Useful third-party libraries numpy, scipy, biopython and netowrkx
================

How to install third-party libraries
-------

There are basically two ways to install third party libraries:

1. using the provided `setup.py` file
2. using python software managers like `pip`
3. Using software managers like `anaconda` (binaries) or `linuxbrew/homebrew`
4. using your operating system package managers (e.g. `apt-get` for debian-based linux distributions)

In [None]:
# setup.py example
# %%bash
# wget https://github.com/biopython/biopython/archive/biopython-168.tar.gz
# tar -xvf biopython-168.tar.gz
# cd biopython-168.tar.gz
# sudo python setup.py install

In [None]:
# using pip
!pip install biopython 

In [None]:
# using anaconda
# !conda install biopython

In [None]:
# using ap-get
# !sudo apt-get install python-biopython python3-biopython

NumPy: array operations in python
-----------------------------------------------------------

You already encountered numpy as the "engine" that powers pandas. It is also used by many other third-party library to allow fast computation on arrays (i.e. scipy or scikit-learn).
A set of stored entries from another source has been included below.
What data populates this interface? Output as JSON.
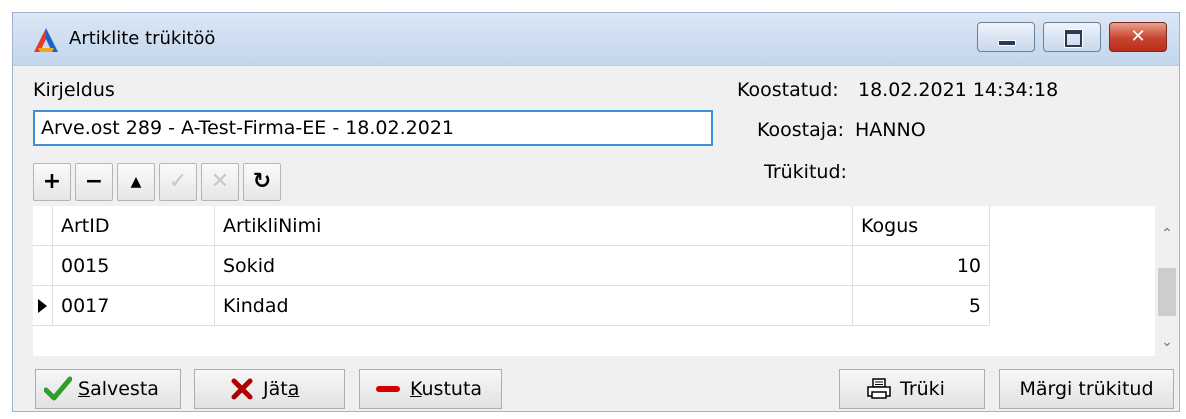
{
  "window": {
    "title": "Artiklite trükitöö",
    "controls": {
      "minimize": "minimize",
      "maximize": "maximize",
      "close": "✕"
    }
  },
  "form": {
    "description_label": "Kirjeldus",
    "description_value": "Arve.ost 289 - A-Test-Firma-EE - 18.02.2021",
    "created_label": "Koostatud:",
    "created_value": "18.02.2021 14:34:18",
    "author_label": "Koostaja:",
    "author_value": "HANNO",
    "printed_label": "Trükitud:",
    "printed_value": ""
  },
  "toolbar": {
    "add": "+",
    "remove": "−",
    "up": "▲",
    "confirm": "✓",
    "cancel": "✕",
    "refresh": "↻"
  },
  "grid": {
    "columns": [
      "ArtID",
      "ArtikliNimi",
      "Kogus"
    ],
    "rows": [
      {
        "id": "0015",
        "name": "Sokid",
        "qty": "10"
      },
      {
        "id": "0017",
        "name": "Kindad",
        "qty": "5"
      }
    ],
    "current_row_index": 1
  },
  "buttons": {
    "save": {
      "key": "S",
      "rest": "alvesta"
    },
    "discard": {
      "pre": "Jät",
      "key": "a",
      "post": ""
    },
    "delete": {
      "key": "K",
      "rest": "ustuta"
    },
    "print": "Trüki",
    "mark_printed": "Märgi trükitud"
  },
  "colors": {
    "titlebar": "#c3d6ec",
    "input_focus_border": "#3c8fd6",
    "save_check": "#2e9e2e",
    "discard_x": "#b00000",
    "delete_bar": "#d40000",
    "close_button": "#c8432e"
  }
}
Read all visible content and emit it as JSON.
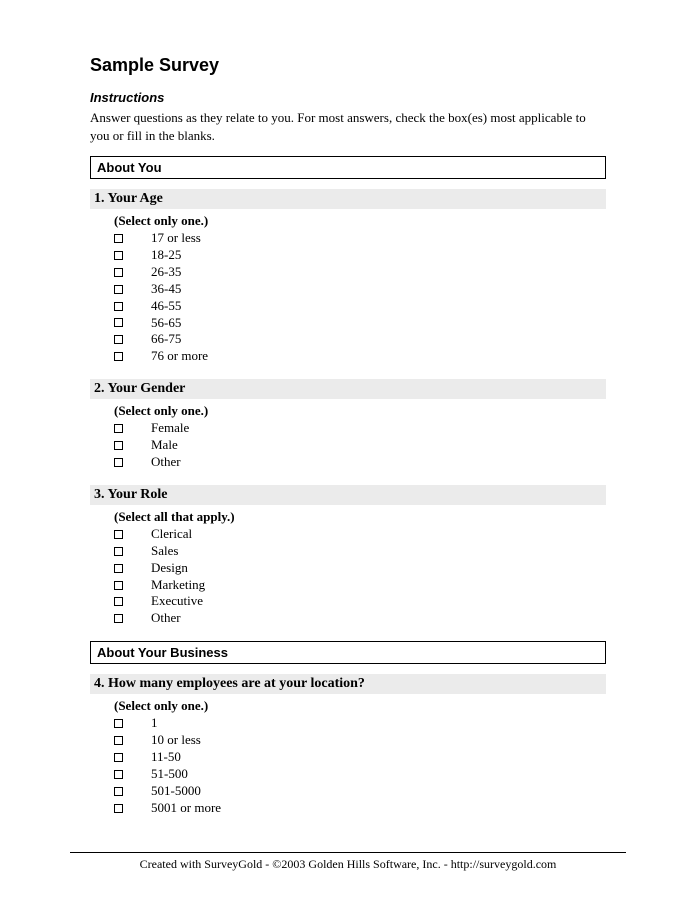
{
  "title": "Sample Survey",
  "instructions": {
    "heading": "Instructions",
    "text": "Answer questions as they relate to you. For most answers, check the box(es) most applicable to you or fill in the blanks."
  },
  "sections": [
    {
      "header": "About You",
      "questions": [
        {
          "number": "1.",
          "title": "Your Age",
          "instruction": "(Select only one.)",
          "options": [
            "17 or less",
            "18-25",
            "26-35",
            "36-45",
            "46-55",
            "56-65",
            "66-75",
            "76 or more"
          ]
        },
        {
          "number": "2.",
          "title": "Your Gender",
          "instruction": "(Select only one.)",
          "options": [
            "Female",
            "Male",
            "Other"
          ]
        },
        {
          "number": "3.",
          "title": "Your Role",
          "instruction": "(Select all that apply.)",
          "options": [
            "Clerical",
            "Sales",
            "Design",
            "Marketing",
            "Executive",
            "Other"
          ]
        }
      ]
    },
    {
      "header": "About Your Business",
      "questions": [
        {
          "number": "4.",
          "title": "How many employees are at your location?",
          "instruction": "(Select only one.)",
          "options": [
            "1",
            "10 or less",
            "11-50",
            "51-500",
            "501-5000",
            "5001 or more"
          ]
        }
      ]
    }
  ],
  "footer": "Created with SurveyGold - ©2003 Golden Hills Software, Inc. - http://surveygold.com"
}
The most important feature of NumPy is the ndarray (n-dimensional-array), which is a multidimensional matrix with fixed-type. This allows faster computation and more intuitive array manipulations.

In [None]:
import numpy as np

In [None]:
# simple array creation
a = np.array([2,3,4])
a

In [None]:
# what type is my array?
a.dtype

In [None]:
b = np.array([1.2, 3.5, 5.1])
b

In [None]:
b.dtype

We can check the dimensions of the array by using the `shape` method

In [None]:
b.shape

Numpy offers several array constructors that can be quite handy.

In [None]:
# like range, but returns an array
np.arange(10, step=0.2)

In [None]:
# evenly-spaced numbers
np.linspace(0, 10, num=20)

In [None]:
# evenly spaced numbers on a logaritmic space (base 2)
np.logspace(0, 10, num=20, base=2)

In [None]:
np.zeros(10)

In [None]:
# multidimensional
z = np.zeros((10, 5))
z

In [None]:
z.shape

In [None]:
np.ones((10, 5))

Some of the operations you applied to dataframes apply to numpy arrays too

In [None]:
a = np.array((np.linspace(0, 10, num=10),
              np.logspace(0, 10, num=10),))
a

In [None]:
a.shape

In [None]:
# equivalent to a.transpose(), but more concise
a.T

In [None]:
a.T.shape

In [None]:
a.mean()

In [None]:
np.std(a)

In [None]:
np.median(a)

We can also cahnge the dimension of the array

In [None]:
# rows/columns
a.reshape(4, 5)

In [None]:
# rows/columns
a.reshape(6, 5)

Mathematical operations on arrays are quite simple

In [None]:
b = np.array((np.linspace(0, 10, num=5),
              np.logspace(0, 10, num=5),))

In [None]:
a + b

In [None]:
b = np.array((np.linspace(0, 10, num=10),
              np.logspace(0, 10, num=10),))
a + b

In [None]:
a - b

In [None]:
a**2

In [None]:
a > 5

In [None]:
a[a > 5]

In [None]:
# element-wise product
a * b

In [None]:
a.shape

In [None]:
# matrix product
a = np.random.random((3, 3))
b = np.random.random((3, 3))
np.dot(a, b)

**Indexing and splicing**

In [None]:
a = np.random.random((3, 5))

In [None]:
# get row 1
a[1]

In [None]:
# get column 1
a[:,1]

In [None]:
# three-dimensional array
a = np.random.random((3, 5, 2))
a

In [None]:
a[1, 1:4, 1]

SciPy: scientific python
-----------------------------------------------------------

SciPy is a very large library of scientific calculations and statistics to be performed on numpy array.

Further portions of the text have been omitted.